L’azienda del Vecchio continente che opera anche nel solare è particolarmente attiva negli Stati Uniti – dal Texas, al Midwest e lungo la costa orientale del Nord America – risultando perciò altrettanto esposta ai cambiamenti d’umore della Casa Bianca.
L’AUMENTO DI CAPITALE DI ORSTED
Per questo, il CdA guidato dal nuovo amministratore delegato Rasmus Errboe, diventato Ceo di Orsted solo lo scorso gennaio proprio col compito di snellirne l’assetto così da renderlo meno esposto alle bordate di un mercato in forte cambiamento, ha preso la difficile decisione di interrompere il processo di cessione parziale di Sunrise Wind e pianificare un’emissione di capitale da oltre 8 miliardi di euro.
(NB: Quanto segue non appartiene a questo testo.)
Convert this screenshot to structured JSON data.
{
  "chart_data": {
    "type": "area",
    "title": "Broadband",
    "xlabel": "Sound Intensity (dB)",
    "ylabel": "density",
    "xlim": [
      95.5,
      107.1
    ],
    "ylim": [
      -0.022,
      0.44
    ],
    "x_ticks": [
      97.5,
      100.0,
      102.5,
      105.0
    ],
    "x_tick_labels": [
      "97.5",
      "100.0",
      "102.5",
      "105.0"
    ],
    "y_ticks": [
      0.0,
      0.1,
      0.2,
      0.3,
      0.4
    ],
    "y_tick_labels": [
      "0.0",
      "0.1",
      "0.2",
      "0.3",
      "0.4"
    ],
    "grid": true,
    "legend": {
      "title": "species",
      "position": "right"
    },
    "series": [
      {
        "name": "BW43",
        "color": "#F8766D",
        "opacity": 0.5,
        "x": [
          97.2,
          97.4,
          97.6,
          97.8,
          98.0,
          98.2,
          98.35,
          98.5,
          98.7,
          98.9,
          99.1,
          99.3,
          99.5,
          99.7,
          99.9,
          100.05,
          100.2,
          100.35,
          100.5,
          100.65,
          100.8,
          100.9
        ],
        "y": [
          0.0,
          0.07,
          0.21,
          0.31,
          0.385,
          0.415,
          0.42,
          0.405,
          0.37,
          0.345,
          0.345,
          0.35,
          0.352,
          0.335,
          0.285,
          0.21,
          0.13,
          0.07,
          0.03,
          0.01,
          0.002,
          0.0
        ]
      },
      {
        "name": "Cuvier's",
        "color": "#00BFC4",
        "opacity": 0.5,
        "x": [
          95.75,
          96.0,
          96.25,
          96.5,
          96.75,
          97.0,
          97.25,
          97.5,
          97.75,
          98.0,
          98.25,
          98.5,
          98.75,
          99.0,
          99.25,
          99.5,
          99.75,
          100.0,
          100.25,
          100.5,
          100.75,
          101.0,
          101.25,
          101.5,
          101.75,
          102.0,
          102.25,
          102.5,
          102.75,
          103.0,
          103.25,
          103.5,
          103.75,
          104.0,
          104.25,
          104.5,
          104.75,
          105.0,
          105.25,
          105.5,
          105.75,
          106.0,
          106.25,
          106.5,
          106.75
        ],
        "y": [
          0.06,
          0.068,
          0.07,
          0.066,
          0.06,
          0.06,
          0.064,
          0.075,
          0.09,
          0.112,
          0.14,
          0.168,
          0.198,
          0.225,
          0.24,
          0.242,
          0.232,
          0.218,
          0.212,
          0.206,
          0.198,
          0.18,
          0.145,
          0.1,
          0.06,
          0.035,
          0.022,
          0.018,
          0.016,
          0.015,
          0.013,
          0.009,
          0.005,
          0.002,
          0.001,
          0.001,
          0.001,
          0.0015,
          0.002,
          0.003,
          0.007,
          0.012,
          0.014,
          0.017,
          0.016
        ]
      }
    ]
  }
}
Nel dettaglio, questa operazione finalizzata a portare nelle casse del Gruppo 60 miliardi di corone danesi garantirà agli azionisti pregressi un diritto di opzione per sottoscrivere la rispettiva quota proporzionale dell’aumento di capitale, in modo da consentire loro di mantenere la stessa proprietà relativa.
Di questi 60 miliardi, 40 miliardi finanzieranno il progetto statunitense dopo che la pianificata cessione parziale e altri modi di finanziamento alternativi non si sono più concretizzati. Negativa la reazione degli azionisti col titolo che, nella mattinata di lunedì, è arrivato a perdere anche oltre i 27 punti percentuali.
COPENAGHEN A BORDO
Lo Stato danese sottoscriverà la propria quota proporzionale del 50,1% dell’aumento di capitale. Tutte le azioni non sottoscritte dagli azionisti esistenti esercitando il loro diritto di prelazione o da altri investitori idonei saranno invece sottoscritte da Morgan Stanley per garantire il completamento dell’operazione.
Finora, a dispetto di questi interventi straordinari, l’azienda ha comunque mantenuto invariata la propria previsione per il 2025 (Ebitda tra 25 e 28 miliardi di corone), escludendo nuove partnership. La pubblicazione dei risultati semestrali è prevista per il prossimo 13 agosto.